Tables have turned
The trend is a reverse of how the industry behaved in 2012, when RDR was due to come into effect at the turn of the year.
According to the Financial Conduct Authority’s final Financial Advice Market Review report, there were nearly 10,000 advisers working in banks, insurers and building societies in 2011. By October 2014, this had dropped to around 6,000 advisers.
Overall, adviser numbers fell from by about 10,000 to just over 30,000 in the same time period.
The drop came as large names fled the advice industry. Lloyds axed its mass-market investment advice service in 2012 and 650 jobs were lost when HSBC ditched its tied-advice service in the same year.
It was clear new rules prevented advisers in banks from behaving as salespeople. In 2014, Nationwide reported a 40 per cent drop in sales of investment and protection products, which it said was a result of RDR.
The potential encroachment of large providers on the advice market did not concern commentators, however.
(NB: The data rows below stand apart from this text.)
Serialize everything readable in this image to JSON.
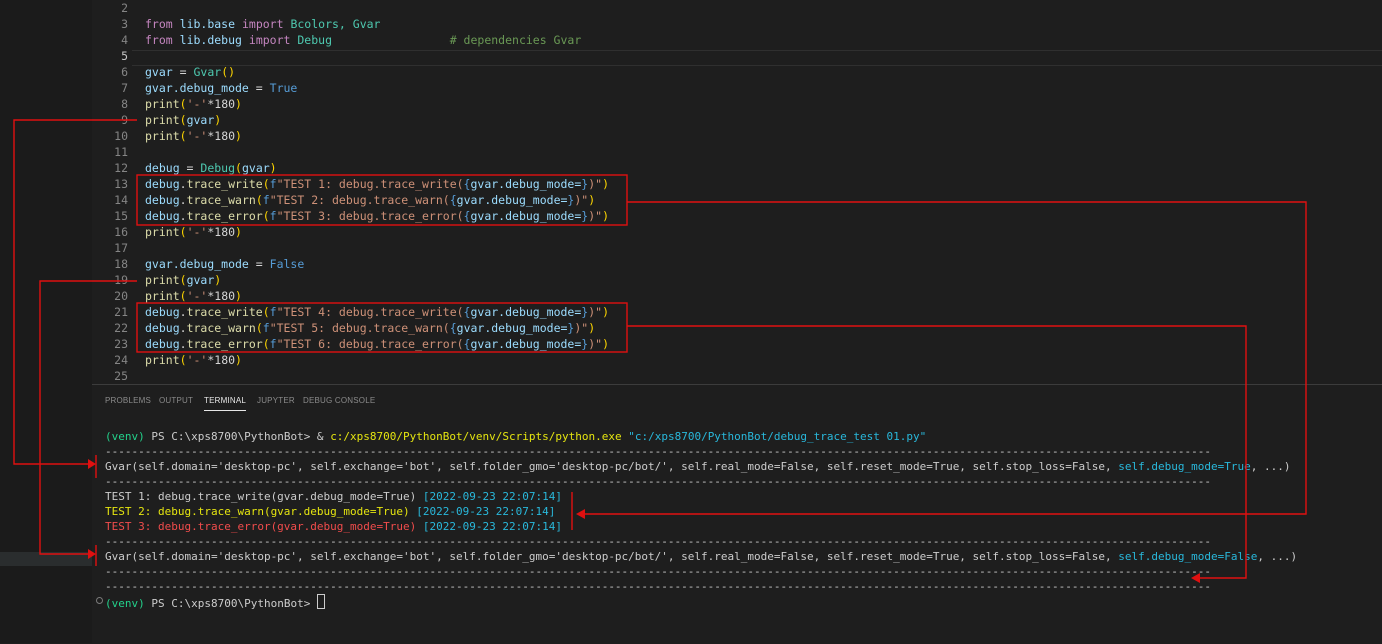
{
  "editor": {
    "lines": [
      {
        "n": "2"
      },
      {
        "n": "3"
      },
      {
        "n": "4"
      },
      {
        "n": "5"
      },
      {
        "n": "6"
      },
      {
        "n": "7"
      },
      {
        "n": "8"
      },
      {
        "n": "9"
      },
      {
        "n": "10"
      },
      {
        "n": "11"
      },
      {
        "n": "12"
      },
      {
        "n": "13"
      },
      {
        "n": "14"
      },
      {
        "n": "15"
      },
      {
        "n": "16"
      },
      {
        "n": "17"
      },
      {
        "n": "18"
      },
      {
        "n": "19"
      },
      {
        "n": "20"
      },
      {
        "n": "21"
      },
      {
        "n": "22"
      },
      {
        "n": "23"
      },
      {
        "n": "24"
      },
      {
        "n": "25"
      }
    ],
    "code": {
      "l3_from": "from",
      "l3_mod": "lib.base",
      "l3_import": "import",
      "l3_names": "Bcolors, Gvar",
      "l4_from": "from",
      "l4_mod": "lib.debug",
      "l4_import": "import",
      "l4_names": "Debug",
      "l4_comment": "# dependencies Gvar",
      "l6_var": "gvar",
      "l6_eq": " = ",
      "l6_cls": "Gvar",
      "l6_paren": "()",
      "l7_var": "gvar.debug_mode",
      "l7_eq": " = ",
      "l7_val": "True",
      "l8_fn": "print",
      "l8_str": "'-'",
      "l8_rest": "*180",
      "l9_fn": "print",
      "l9_arg": "gvar",
      "l10_fn": "print",
      "l10_str": "'-'",
      "l10_rest": "*180",
      "l12_var": "debug",
      "l12_eq": " = ",
      "l12_cls": "Debug",
      "l12_arg": "gvar",
      "l13_obj": "debug",
      "l13_fn": "trace_write",
      "l13_f": "f",
      "l13_str": "\"TEST 1: debug.trace_write(",
      "l13_expr": "gvar.debug_mode=",
      "l13_end": ")\"",
      "l14_obj": "debug",
      "l14_fn": "trace_warn",
      "l14_f": "f",
      "l14_str": "\"TEST 2: debug.trace_warn(",
      "l14_expr": "gvar.debug_mode=",
      "l14_end": ")\"",
      "l15_obj": "debug",
      "l15_fn": "trace_error",
      "l15_f": "f",
      "l15_str": "\"TEST 3: debug.trace_error(",
      "l15_expr": "gvar.debug_mode=",
      "l15_end": ")\"",
      "l16_fn": "print",
      "l16_str": "'-'",
      "l16_rest": "*180",
      "l18_var": "gvar.debug_mode",
      "l18_eq": " = ",
      "l18_val": "False",
      "l19_fn": "print",
      "l19_arg": "gvar",
      "l20_fn": "print",
      "l20_str": "'-'",
      "l20_rest": "*180",
      "l21_obj": "debug",
      "l21_fn": "trace_write",
      "l21_f": "f",
      "l21_str": "\"TEST 4: debug.trace_write(",
      "l21_expr": "gvar.debug_mode=",
      "l21_end": ")\"",
      "l22_obj": "debug",
      "l22_fn": "trace_warn",
      "l22_f": "f",
      "l22_str": "\"TEST 5: debug.trace_warn(",
      "l22_expr": "gvar.debug_mode=",
      "l22_end": ")\"",
      "l23_obj": "debug",
      "l23_fn": "trace_error",
      "l23_f": "f",
      "l23_str": "\"TEST 6: debug.trace_error(",
      "l23_expr": "gvar.debug_mode=",
      "l23_end": ")\"",
      "l24_fn": "print",
      "l24_str": "'-'",
      "l24_rest": "*180"
    }
  },
  "panel": {
    "tabs": [
      "PROBLEMS",
      "OUTPUT",
      "TERMINAL",
      "JUPYTER",
      "DEBUG CONSOLE"
    ],
    "active_tab": "TERMINAL"
  },
  "terminal": {
    "prompt_env": "(venv)",
    "prompt_ps": " PS C:\\xps8700\\PythonBot> & ",
    "python_path": "c:/xps8700/PythonBot/venv/Scripts/python.exe",
    "script_arg": "\"c:/xps8700/PythonBot/debug_trace_test 01.py\"",
    "separator": "-----------------------------------------------------------------------------------------------------------------------------------------------------------------------",
    "gvar_line_true_a": "Gvar(self.domain='desktop-pc', self.exchange='bot', self.folder_gmo='desktop-pc/bot/', self.real_mode=False, self.reset_mode=True, self.stop_loss=False, ",
    "gvar_line_true_b": "self.debug_mode=True",
    "gvar_line_true_c": ", ...)",
    "test1": "TEST 1: debug.trace_write(gvar.debug_mode=True)",
    "test2": "TEST 2: debug.trace_warn(gvar.debug_mode=True)",
    "test3": "TEST 3: debug.trace_error(gvar.debug_mode=True)",
    "timestamp": "[2022-09-23 22:07:14]",
    "gvar_line_false_a": "Gvar(self.domain='desktop-pc', self.exchange='bot', self.folder_gmo='desktop-pc/bot/', self.real_mode=False, self.reset_mode=True, self.stop_loss=False, ",
    "gvar_line_false_b": "self.debug_mode=False",
    "gvar_line_false_c": ", ...)",
    "final_prompt": " PS C:\\xps8700\\PythonBot> "
  },
  "colors": {
    "annotation": "#e01010",
    "editor_bg": "#1e1e1e"
  }
}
Ms Hopkins said vertically integrated companies were often viewed negatively, but argued that “anything that helps more people access advice is good for consumers”.
She added: “The more consumers have access to advice, the better. The more providers recruit and train advisers, the better.
“With more responsibility being put on the shoulders of individuals to secure their retirement, the demand for advice will continue to grow.”
Keith Richards, chief executive of the Personal Finance Society, agreed. He said well-capitalised and financially sustainable businesses could play an important role in increasing the accessibility of advice services and attract new talent to the profession.
He added: “It is important to enhance the image of this sector as a highly skilled profession, rather than a more transactional industry.
“There will always be an important role for small, independent intermediaries.”